Chi insegna nelle scuole, in Italia, è pagato troppo poco. E’ vero ed il ministro dell’Istruzione ha fatto bene a sottolinearlo, parlando alla commissione cultura della Camera. In media, gli insegnati italiani sono fra i meno pagati d’Europa. All’ingresso stanno meglio solo rispetto ai colleghi portoghesi e greci, ma negli anni perdono anche questo “vantaggio”. Una situazione incresciosa, non c’è dubbio. Però, attenti a quel “in media”, e non per le note ragioni narrate da Trilussa.
Se anziché considerare la paga mensile si considera quella per ora lavorata, già la distanza s’accorcia enormemente. Quindi, ecco un primo dato: i docenti italiani lavorano meno ore dei loro colleghi europei. Se, poi, si considera la spesa per l’istruzione in rapporto al numero degli studenti, ecco che quella italiana non è affatto sotto la media europea, il che renderebbe impossibile la conclusione annunciata in apertura, che, invece, torna ad essere vera solo perché abbiamo il 58% di maestri ed il 33% di docenti medi in più, a parità di alunni, del resto d’Europa. Ed ecco il secondo dato: i docenti italiani sono troppi. Riassumendo: sono più degli altri e lavorano meno, ecco perché guadagnano meno. E’ chiaro che in una situazione come questa non solo non serve aumentare la spesa, ma facendolo si aggraverebbe il problema.
Andiamo ai risultati: gli studenti italiani si collocano in fondo alle classifiche Ocse circa l’applicazione dei questionari Pisa, ovvero relativamente alla valutazione di quel che hanno effettivamente imparato.

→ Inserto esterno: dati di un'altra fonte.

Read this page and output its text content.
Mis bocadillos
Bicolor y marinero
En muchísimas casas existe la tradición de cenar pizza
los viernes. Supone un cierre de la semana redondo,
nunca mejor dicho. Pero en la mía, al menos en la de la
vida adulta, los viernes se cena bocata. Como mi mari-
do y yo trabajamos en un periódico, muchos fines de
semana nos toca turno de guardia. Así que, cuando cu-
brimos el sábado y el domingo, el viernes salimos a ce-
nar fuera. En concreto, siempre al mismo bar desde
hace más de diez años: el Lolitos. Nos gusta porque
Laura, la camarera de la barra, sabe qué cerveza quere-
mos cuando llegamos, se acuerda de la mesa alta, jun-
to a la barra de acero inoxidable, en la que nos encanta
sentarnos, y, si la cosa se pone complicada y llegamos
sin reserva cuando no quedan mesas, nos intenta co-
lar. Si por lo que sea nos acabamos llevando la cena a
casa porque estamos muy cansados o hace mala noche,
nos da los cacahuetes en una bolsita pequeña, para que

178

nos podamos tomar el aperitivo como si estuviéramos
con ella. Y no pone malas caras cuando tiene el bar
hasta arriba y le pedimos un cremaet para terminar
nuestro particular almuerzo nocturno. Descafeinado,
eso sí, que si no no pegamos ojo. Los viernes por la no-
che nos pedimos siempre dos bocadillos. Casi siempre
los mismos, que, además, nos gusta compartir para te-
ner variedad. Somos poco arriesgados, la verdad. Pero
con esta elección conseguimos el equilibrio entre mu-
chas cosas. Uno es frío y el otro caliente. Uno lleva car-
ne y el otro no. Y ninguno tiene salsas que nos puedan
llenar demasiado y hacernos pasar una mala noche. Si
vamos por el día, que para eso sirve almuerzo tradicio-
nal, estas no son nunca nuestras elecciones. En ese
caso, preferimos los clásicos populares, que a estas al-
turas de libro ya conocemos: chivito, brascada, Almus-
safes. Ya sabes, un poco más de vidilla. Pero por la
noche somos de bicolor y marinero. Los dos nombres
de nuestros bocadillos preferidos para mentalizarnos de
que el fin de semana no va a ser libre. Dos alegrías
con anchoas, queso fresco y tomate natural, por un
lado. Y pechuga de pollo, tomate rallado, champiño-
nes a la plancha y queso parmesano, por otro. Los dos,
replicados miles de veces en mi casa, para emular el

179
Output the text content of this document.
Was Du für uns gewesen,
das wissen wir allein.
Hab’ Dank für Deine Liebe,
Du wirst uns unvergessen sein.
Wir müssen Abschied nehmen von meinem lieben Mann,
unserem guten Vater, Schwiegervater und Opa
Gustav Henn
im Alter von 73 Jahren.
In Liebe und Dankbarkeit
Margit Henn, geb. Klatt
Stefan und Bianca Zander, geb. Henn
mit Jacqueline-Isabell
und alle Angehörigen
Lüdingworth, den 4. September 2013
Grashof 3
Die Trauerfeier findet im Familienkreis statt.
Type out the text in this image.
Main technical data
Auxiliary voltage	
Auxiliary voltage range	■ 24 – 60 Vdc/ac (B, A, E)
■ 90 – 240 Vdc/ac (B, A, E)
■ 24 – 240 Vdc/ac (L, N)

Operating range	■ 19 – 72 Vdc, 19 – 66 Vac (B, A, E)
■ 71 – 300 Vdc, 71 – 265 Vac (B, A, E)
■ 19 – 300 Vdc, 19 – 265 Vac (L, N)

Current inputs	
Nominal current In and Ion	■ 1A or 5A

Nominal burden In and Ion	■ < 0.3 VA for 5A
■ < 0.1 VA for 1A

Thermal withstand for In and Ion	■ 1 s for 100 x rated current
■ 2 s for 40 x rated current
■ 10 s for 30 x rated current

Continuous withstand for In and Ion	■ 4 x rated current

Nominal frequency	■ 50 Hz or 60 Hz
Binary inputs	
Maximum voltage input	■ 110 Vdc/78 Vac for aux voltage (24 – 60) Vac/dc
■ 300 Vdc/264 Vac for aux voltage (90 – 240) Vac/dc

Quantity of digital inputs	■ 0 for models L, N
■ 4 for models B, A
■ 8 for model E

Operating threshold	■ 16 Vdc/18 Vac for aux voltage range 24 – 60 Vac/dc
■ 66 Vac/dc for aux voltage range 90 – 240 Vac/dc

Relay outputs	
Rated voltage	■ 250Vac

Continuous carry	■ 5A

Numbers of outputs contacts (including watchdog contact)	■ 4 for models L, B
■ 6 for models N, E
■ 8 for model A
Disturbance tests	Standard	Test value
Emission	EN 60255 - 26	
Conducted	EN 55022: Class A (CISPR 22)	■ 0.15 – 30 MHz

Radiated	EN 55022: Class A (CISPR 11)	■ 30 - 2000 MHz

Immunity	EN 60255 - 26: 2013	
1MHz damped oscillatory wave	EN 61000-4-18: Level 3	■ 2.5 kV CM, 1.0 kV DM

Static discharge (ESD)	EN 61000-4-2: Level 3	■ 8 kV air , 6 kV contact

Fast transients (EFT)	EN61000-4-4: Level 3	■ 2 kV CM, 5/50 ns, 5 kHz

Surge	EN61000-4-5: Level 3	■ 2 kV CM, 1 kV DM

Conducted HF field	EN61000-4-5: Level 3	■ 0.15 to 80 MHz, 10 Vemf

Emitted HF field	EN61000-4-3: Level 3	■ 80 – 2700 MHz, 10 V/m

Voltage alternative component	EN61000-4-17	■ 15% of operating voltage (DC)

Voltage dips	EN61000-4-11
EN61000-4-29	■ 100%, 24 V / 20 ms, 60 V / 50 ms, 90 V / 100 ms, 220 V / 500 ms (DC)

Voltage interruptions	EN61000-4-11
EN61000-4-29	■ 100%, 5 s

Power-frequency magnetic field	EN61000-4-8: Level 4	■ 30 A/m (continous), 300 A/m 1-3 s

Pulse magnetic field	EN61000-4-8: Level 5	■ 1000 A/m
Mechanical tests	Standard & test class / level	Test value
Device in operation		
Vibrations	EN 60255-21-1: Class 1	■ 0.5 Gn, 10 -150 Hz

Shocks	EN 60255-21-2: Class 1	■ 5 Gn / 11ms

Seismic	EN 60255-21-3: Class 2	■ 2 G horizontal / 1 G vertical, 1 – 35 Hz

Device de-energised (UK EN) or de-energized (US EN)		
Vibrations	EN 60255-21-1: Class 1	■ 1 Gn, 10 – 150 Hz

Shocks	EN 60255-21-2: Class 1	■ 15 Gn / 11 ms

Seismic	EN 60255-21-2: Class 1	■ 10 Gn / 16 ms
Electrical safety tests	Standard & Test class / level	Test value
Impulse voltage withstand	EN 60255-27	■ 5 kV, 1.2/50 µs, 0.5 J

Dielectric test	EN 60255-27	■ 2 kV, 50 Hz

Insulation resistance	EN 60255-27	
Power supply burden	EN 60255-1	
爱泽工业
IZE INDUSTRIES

Pertanto: i docenti italiani sono troppi, lavorano meno ore della media ed insegnano male. Premiare una tale situazione sarebbe un grave errore.
Il ministro ha ragione, ma solo a patto che sappia mettere mano prima alla meritocrazia e poi alla sua retribuzione. Prima si deve essere capaci di selezionare con più accortezza la classe dei docenti, poi si potranno valutare gli incentivi per chi svolge meglio il lavoro. Se si prende in considerazione il solo, e rozzo, parametro dell’assenteismo (che nella pubblica amministrazione, scuola compresa, è drammatico) si rischia di premiare i somari assidui, che non è un bel modo di far funzionare la scuola.
Pensare di mettere in piedi un sistema nazionale di valutazione individuale è acrobatico. Meglio puntare sull’autonomia scolastica, prendendo in esame non i giudizi di gradimento su ciascun docente (rischiando, ancora una volta, di penalizzare i severi), ma i risultati di vita, compresa la successiva carriera scolastica, di quanti hanno frequentato quella scuola. Il capo dell’istituto sia libero di scegliere gli insegnati, ed i finanziamenti siano in proporzione ai risultati conseguiti, anche considerando i dislivelli sociali e culturali. Ciascuno, insomma, sia responsabile della propria scuola e gli incapaci siano progressivamente affamati.
Fuori da questa via, vedo solo sistemi per far crescere la spesa pubblica improduttiva.